The putt-putt sound of a diesel engine broke my almost sleep like trance, on looking up  the teak yacht was now puffing out smoke,  it crossed my mind how strange that this pollution seemed so right in these natural conditions. My bait supply was now finished and it was time to pack up. The summer visitor appeared to be alone but it won’t be long now before this year’s angling can start in earnest.


…forever the optimist

December 31, 2010

Another year torn from the calendar of life. I once read somewhere that as our metabolism slows it feels that life and events will seem to move faster – how very true. Looking back on what was my worst ever year in sea fishing (a great time to start a fishing blog!) I still find I have many fond memories.

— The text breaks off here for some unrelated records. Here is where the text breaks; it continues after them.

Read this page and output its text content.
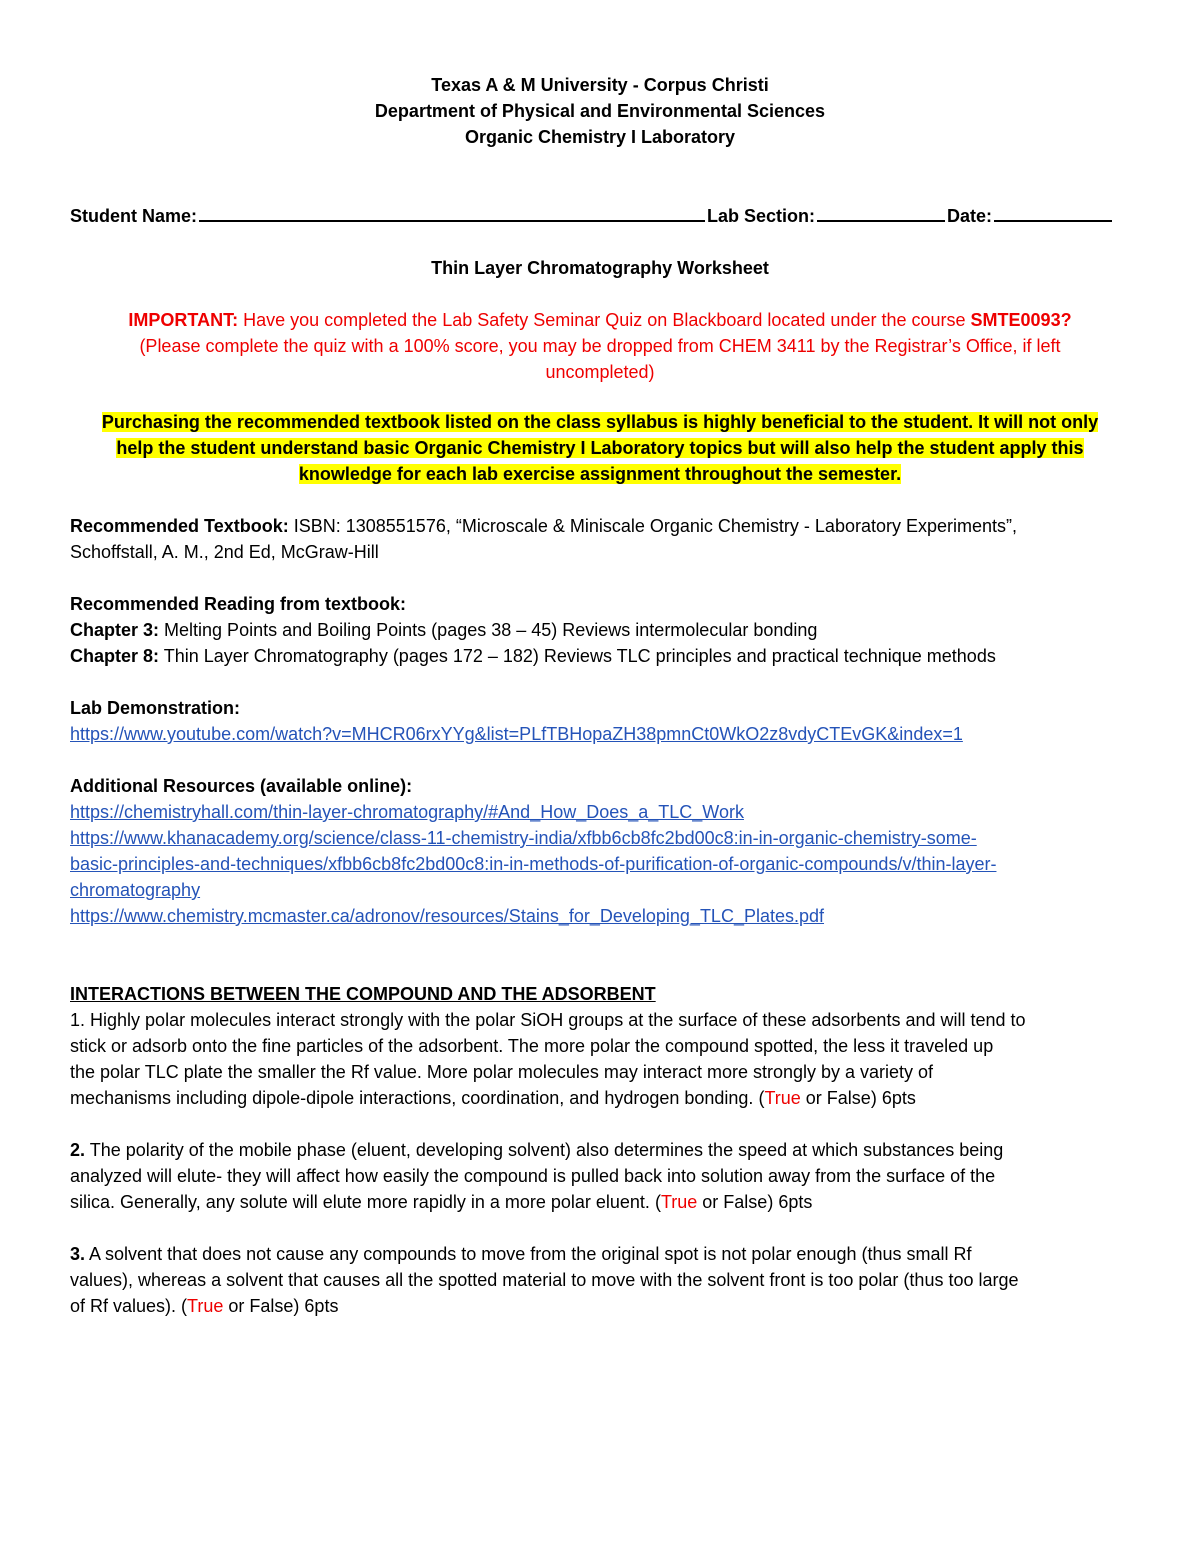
Texas A & M University - Corpus Christi
Department of Physical and Environmental Sciences
Organic Chemistry I Laboratory
Student Name:	Lab Section:	Date:
Thin Layer Chromatography Worksheet
IMPORTANT: Have you completed the Lab Safety Seminar Quiz on Blackboard located under the course SMTE0093?
(Please complete the quiz with a 100% score, you may be dropped from CHEM 3411 by the Registrar’s Office, if left
uncompleted)
Purchasing the recommended textbook listed on the class syllabus is highly beneficial to the student. It will not only
help the student understand basic Organic Chemistry I Laboratory topics but will also help the student apply this
knowledge for each lab exercise assignment throughout the semester.
Recommended Textbook: ISBN: 1308551576, “Microscale & Miniscale Organic Chemistry - Laboratory Experiments”,
Schoffstall, A. M., 2nd Ed, McGraw-Hill
Recommended Reading from textbook:
Chapter 3: Melting Points and Boiling Points (pages 38 – 45) Reviews intermolecular bonding
Chapter 8: Thin Layer Chromatography (pages 172 – 182) Reviews TLC principles and practical technique methods
Lab Demonstration:
https://www.youtube.com/watch?v=MHCR06rxYYg&list=PLfTBHopaZH38pmnCt0WkO2z8vdyCTEvGK&index=1
Additional Resources (available online):
https://chemistryhall.com/thin-layer-chromatography/#And_How_Does_a_TLC_Work
https://www.khanacademy.org/science/class-11-chemistry-india/xfbb6cb8fc2bd00c8:in-in-organic-chemistry-some-
basic-principles-and-techniques/xfbb6cb8fc2bd00c8:in-in-methods-of-purification-of-organic-compounds/v/thin-layer-
chromatography
https://www.chemistry.mcmaster.ca/adronov/resources/Stains_for_Developing_TLC_Plates.pdf
INTERACTIONS BETWEEN THE COMPOUND AND THE ADSORBENT
1. Highly polar molecules interact strongly with the polar SiOH groups at the surface of these adsorbents and will tend to
stick or adsorb onto the fine particles of the adsorbent. The more polar the compound spotted, the less it traveled up
the polar TLC plate the smaller the Rf value. More polar molecules may interact more strongly by a variety of
mechanisms including dipole-dipole interactions, coordination, and hydrogen bonding. (True or False) 6pts
2. The polarity of the mobile phase (eluent, developing solvent) also determines the speed at which substances being
analyzed will elute- they will affect how easily the compound is pulled back into solution away from the surface of the
silica. Generally, any solute will elute more rapidly in a more polar eluent. (True or False) 6pts
3. A solvent that does not cause any compounds to move from the original spot is not polar enough (thus small Rf
values), whereas a solvent that causes all the spotted material to move with the solvent front is too polar (thus too large
of Rf values). (True or False) 6pts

It’s a good job I don’t go fishing simply to catch but I also go to enjoy what nature has to offer. I have seen some amazing sunset’s and sunrise’s this year and a storm that simply took my breath away, even now I am so grateful that the camera was able to capture some of its aura. I wrote a few years back that sometimes its great  just to get away from it all and suggested that maybe it was an age thing, but it would have been nice  to have caught one bass!

courtesy of google

its just an age thing

My two children have also grown another year older and to my regret look unlikely to follow in the fishing footsteps. When they were both still young my dear wife told me many times not to take them,  just wait until they ask to go – but how could anyone not enjoy fishing?

I should have listened.

My plans for next year? Not sure at the moment, I may have a good go for the mullet, but that will depend on how the bass fishing starts. I definitely need to try out a few new spots and revisit some of my older haunts. I stuck too rigidly to my usual venues and paid the price for thinking that they would come good. I may even try to better my 2 lb roach from a local carp lake that I just know must hold even larger. And I keep meaning to have a proper season on the Avon…

That typifies the beauty of angling, I can’t think of another sport that has so many variables to keep an angler forever the optimist, you just never know what may take the worm on the end.

For those who have read some of my ramblings this season, thankyou.  May I wish you and your families a  Happy New Year.